For the months January 1, 2016 through June 30, 2016, A compares his household income for the July 1, 2015 through June 30, 2016 taxable year to the annualized amount that A would have been required to pay for self-only employer coverage for the period January 1, 2016 through June 30, 2016. A then uses the required contribution percentage that applies to plan years beginning in 2016, 9.66 percent, to determine if the coverage is affordable for the months January 2016 through June 2016. For example, assume A could have enrolled in self-only employer coverage for a cost of $260/month for the plan year January 1, 2016 - December 31, 2016. A's cost for the period January through June 2016 is $1,560. A's annualized cost for the coverage is $3,120 ($1,560 x 12/6).

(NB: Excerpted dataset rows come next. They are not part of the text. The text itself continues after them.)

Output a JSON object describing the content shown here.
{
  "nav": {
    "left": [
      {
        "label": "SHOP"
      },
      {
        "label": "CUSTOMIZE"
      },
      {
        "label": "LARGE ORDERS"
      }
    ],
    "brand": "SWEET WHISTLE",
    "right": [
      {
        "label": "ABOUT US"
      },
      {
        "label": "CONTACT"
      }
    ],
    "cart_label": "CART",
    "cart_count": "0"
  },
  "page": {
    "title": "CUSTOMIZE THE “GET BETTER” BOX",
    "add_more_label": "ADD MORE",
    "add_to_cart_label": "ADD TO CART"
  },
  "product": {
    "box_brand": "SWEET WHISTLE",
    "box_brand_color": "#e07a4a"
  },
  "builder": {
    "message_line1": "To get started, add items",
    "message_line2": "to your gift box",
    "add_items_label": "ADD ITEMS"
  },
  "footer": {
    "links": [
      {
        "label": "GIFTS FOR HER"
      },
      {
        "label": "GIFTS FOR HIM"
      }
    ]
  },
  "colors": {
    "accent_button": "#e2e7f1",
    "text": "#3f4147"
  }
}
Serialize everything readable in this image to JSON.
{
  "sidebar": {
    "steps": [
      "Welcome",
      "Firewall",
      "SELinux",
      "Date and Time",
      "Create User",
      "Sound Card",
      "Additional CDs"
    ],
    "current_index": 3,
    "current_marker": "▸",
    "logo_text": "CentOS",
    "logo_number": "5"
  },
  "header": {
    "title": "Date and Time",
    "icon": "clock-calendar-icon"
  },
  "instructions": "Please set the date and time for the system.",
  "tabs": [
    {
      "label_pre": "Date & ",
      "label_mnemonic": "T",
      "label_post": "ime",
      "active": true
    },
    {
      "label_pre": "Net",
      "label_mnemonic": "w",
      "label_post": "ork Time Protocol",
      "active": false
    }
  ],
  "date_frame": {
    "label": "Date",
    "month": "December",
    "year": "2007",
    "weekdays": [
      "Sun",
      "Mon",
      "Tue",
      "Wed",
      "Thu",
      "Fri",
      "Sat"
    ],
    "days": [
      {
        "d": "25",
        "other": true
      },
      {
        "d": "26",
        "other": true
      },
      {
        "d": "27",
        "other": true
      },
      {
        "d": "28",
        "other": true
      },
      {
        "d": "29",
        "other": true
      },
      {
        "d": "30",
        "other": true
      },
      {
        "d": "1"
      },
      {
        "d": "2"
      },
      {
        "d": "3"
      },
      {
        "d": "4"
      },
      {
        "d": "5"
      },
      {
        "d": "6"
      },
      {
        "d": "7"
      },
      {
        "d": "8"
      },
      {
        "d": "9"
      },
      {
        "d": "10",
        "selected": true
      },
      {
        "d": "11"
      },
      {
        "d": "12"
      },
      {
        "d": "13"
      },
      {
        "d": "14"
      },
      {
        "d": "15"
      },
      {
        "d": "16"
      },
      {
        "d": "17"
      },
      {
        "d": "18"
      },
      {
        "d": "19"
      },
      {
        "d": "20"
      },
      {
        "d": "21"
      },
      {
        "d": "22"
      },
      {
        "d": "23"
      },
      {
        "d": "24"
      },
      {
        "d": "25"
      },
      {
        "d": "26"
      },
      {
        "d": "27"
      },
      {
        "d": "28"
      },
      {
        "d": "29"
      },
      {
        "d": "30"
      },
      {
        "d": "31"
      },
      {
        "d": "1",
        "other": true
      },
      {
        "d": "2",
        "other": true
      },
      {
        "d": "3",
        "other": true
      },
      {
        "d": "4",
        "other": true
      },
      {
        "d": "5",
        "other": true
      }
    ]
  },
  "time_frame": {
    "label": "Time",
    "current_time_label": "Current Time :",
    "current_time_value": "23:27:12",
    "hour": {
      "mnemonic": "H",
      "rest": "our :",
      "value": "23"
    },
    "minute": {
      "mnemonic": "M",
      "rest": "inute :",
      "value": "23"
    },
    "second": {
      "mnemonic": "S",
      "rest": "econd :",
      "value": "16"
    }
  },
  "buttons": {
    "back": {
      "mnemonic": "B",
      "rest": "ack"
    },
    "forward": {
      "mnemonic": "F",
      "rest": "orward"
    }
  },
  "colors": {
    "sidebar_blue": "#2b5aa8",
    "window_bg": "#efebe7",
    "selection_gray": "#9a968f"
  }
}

If A's $3,120 required contribution does not exceed 9.66 percent of A's household income for the July 1, 2015 through June 30, 2016 taxable year, A's coverage is affordable for the months January through June 2016. However, if A's $3,120 required contribution exceeds 9.66 percent of A's household income for the July 1, 2015 through June 30, 2016 taxable year, A's coverage is not affordable for the months January through June 2016.

Situation 2:

In determining B's tax liability for excess advance payments for the taxable year ending June 30, 2016, B uses the repayment limitation in effect for taxable years beginning in 2015, which is $1,250 for a taxpayer who uses the single filing status and has household income at 310 percent of the FPL. Thus, B's tax liability for excess advance payments is $1,250, the lesser of his excess advance payments, $1,400, and the repayment limitation that applies to B, $1,250.

 

CONCLUSION

 

 

Situation 1:

In determining whether A's household income is between 100 and 400 percent of the FPL for A's family size, A uses the applicable percentage table that applies to taxable years beginning in 2015 to determine his contribution amount for his taxable year July 1, 2015 through June 30, 2016. In determining whether A is eligible for affordable employer coverage, A uses the uses the required contribution percentage that applies to plan years beginning in 2015, 9.56 percent, to determine if the coverage is affordable for the months July 1, 2015 through December 31, 2015, and uses the required contribution percentage that applies to plan years beginning in 2016, 9.66 percent, to determine if the coverage is affordable for the months January through June 2016.

Situation 2:

In determining B's tax liability for excess advance payments for the taxable year ending June 30, 2016, B uses the repayment limitation in effect for taxable years beginning in 2015, which is $1,250 for a taxpayer who uses the single filing status and has household income at 310 percent of the FPL.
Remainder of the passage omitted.